The choice to release Transcribe as Apache 2.0 is significant. It leverages the distribution power of Hugging Face (mentioned in 19 prior articles) to build developer mindshare and adoption, a classic playbook for challenging an incumbent. This open-source approach contrasts with the increasingly product-integrated strategy of major players. It also provides a compelling alternative to other open-weight models like Alibaba's Qwen family (mentioned in 9 articles), which includes its own ASR variant.
For developers, the key question is whether Transcribe's benchmark lead translates to robust real-world performance. If it does, it could rapidly become the preferred option for building voice-enabled applications, especially those requiring low latency. This release also enriches the toolset available for Retrieval-Augmented Generation (RAG) pipelines (a technology mentioned in 68 articles). Accurate speech-to-text is the critical first step for building RAG systems over audio and video content, an area of intense development.
Frequently Asked Questions
What is Cohere Transcribe?
Cohere Transcribe is a 2-billion parameter open-source automatic speech recognition (ASR) model. It converts spoken audio into text and claims to achieve a state-of-the-art average word error rate of 5.42% across 14 languages, currently topping the Hugging Face Open ASR Leaderboard.
How does Cohere Transcribe compare to OpenAI's Whisper?
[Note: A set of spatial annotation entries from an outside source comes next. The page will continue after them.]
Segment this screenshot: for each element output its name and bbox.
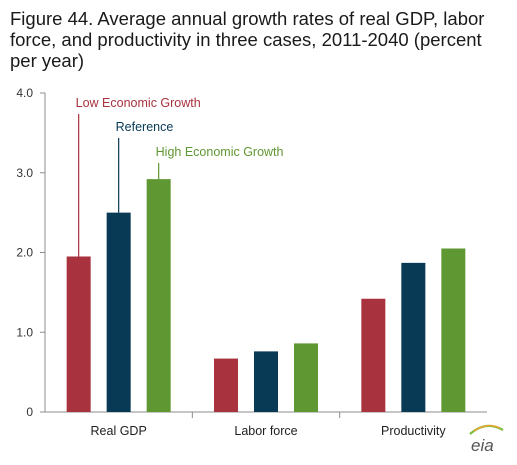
bar <box>361 298 386 412</box>
legend-label: Reference <box>116 120 174 134</box>
bar <box>441 248 466 412</box>
bar <box>294 343 318 412</box>
bar <box>214 358 238 412</box>
eia-logo-text: eia <box>471 436 494 455</box>
bar <box>146 179 171 412</box>
eia-logo-arc-2 <box>473 424 501 432</box>
chart-title: Figure 44. Average annual growth rates o… <box>10 8 485 71</box>
category-label: Labor force <box>234 424 297 438</box>
bar <box>66 256 91 412</box>
category-labels: Real GDP Labor force Productivity <box>91 424 447 438</box>
legend-label: Low Economic Growth <box>76 96 201 110</box>
y-tick-label: 0 <box>26 405 33 419</box>
y-tick-label: 2.0 <box>16 246 33 260</box>
bar <box>401 262 426 412</box>
category-label: Real GDP <box>91 424 147 438</box>
y-tick-label: 4.0 <box>16 86 33 100</box>
bars-layer <box>66 179 466 412</box>
eia-logo: eia <box>469 424 504 455</box>
legend-label: High Economic Growth <box>156 145 284 159</box>
y-tick-label: 1.0 <box>16 325 33 339</box>
y-tick-label: 3.0 <box>16 166 33 180</box>
legend-callouts: Low Economic Growth Reference High Economi… <box>76 96 284 257</box>
bar <box>106 212 131 412</box>
category-label: Productivity <box>381 424 446 438</box>
bar <box>254 351 278 412</box>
According to Cohere's benchmark data, Transcribe outperforms OpenAI's Whisper Large v3 on the Hugging Face Open ASR Leaderboard, achieving a lower average Word Error Rate (5.42%). Cohere also claims Transcribe offers better inference throughput (speed) than similarly sized models, positioning it as both more accurate and faster for many tasks.
Is Cohere Transcribe free to use commercially?
Yes. Cohere Transcribe is released under the Apache 2.0 license, which is a permissive open-source license. This allows for free commercial use, modification, and distribution of the model, subject to the license terms.
What languages does Cohere Transcribe support?
The model supports 14 languages: English, German, French, Japanese, Spanish, Italian, Portuguese, Dutch, Polish, Turkish, Russian, Arabic, Hindi, and Chinese. Its performance is benchmarked across this multilingual set.